Duran Kalkan, a senior commander in the PKK, said that the Turkish military would suffer a serious blow if it launched such an offensive.
According to the pro-Kurdish Firat news agency, he said that Turkey would “be bogged down in a quagmire” in northern Iraq.
Al Jazeera’s Hoda Abdel Hamid in northern Iraq said on Monday that the situation along the border was quite calm.
“There was a night of intense shelling along the border on Saturday but for the last 24 hours it has been calm,” she said.
“We have been travelling backwards and forwards along the border and we have seen some minimal troops movements on the other side.”

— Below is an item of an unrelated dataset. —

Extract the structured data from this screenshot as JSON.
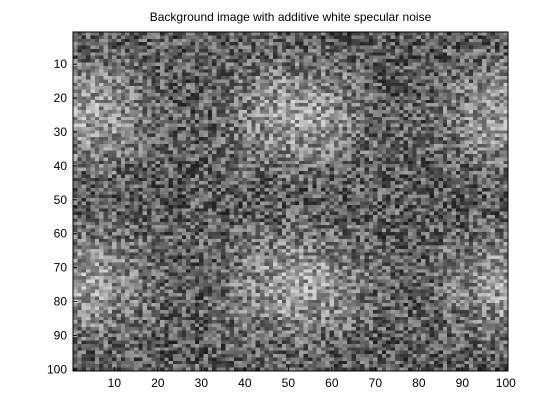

US officials said last week that there are about 60,000 Turkish troops along the country’s southern border with Iraq, but the US military has not seen activity to suggest an imminent offensive.
The Bush administration has urged Turkey to refrain from military action but its ability to influence Ankara has been diminished by a US congressional resolution that branded the mass killings of Armenians by Ottoman Turks after 1915 as genocide.
But Erdogan has said that international pressure would not deter Ankara. “The cost has already been calculated,” he said.
Ankara has also long complained that Washington has not done enough on its own or through the Iraqi government to crack down on the Kurdish separatists.
The PKK, which is labelled as a terrorist group by Turkey, the United States and the European Union, began an independence struggle in Turkey in 1984 that has left more than 37,000 people dead.
Turkey and Iraq last month signed an accord pledging to combat the group, but failed to agree on a clause allowing Turkish troops to carry out “hot pursuit” operations against rebels fleeing into Iraqi territory, as they did regularly in the 1990s.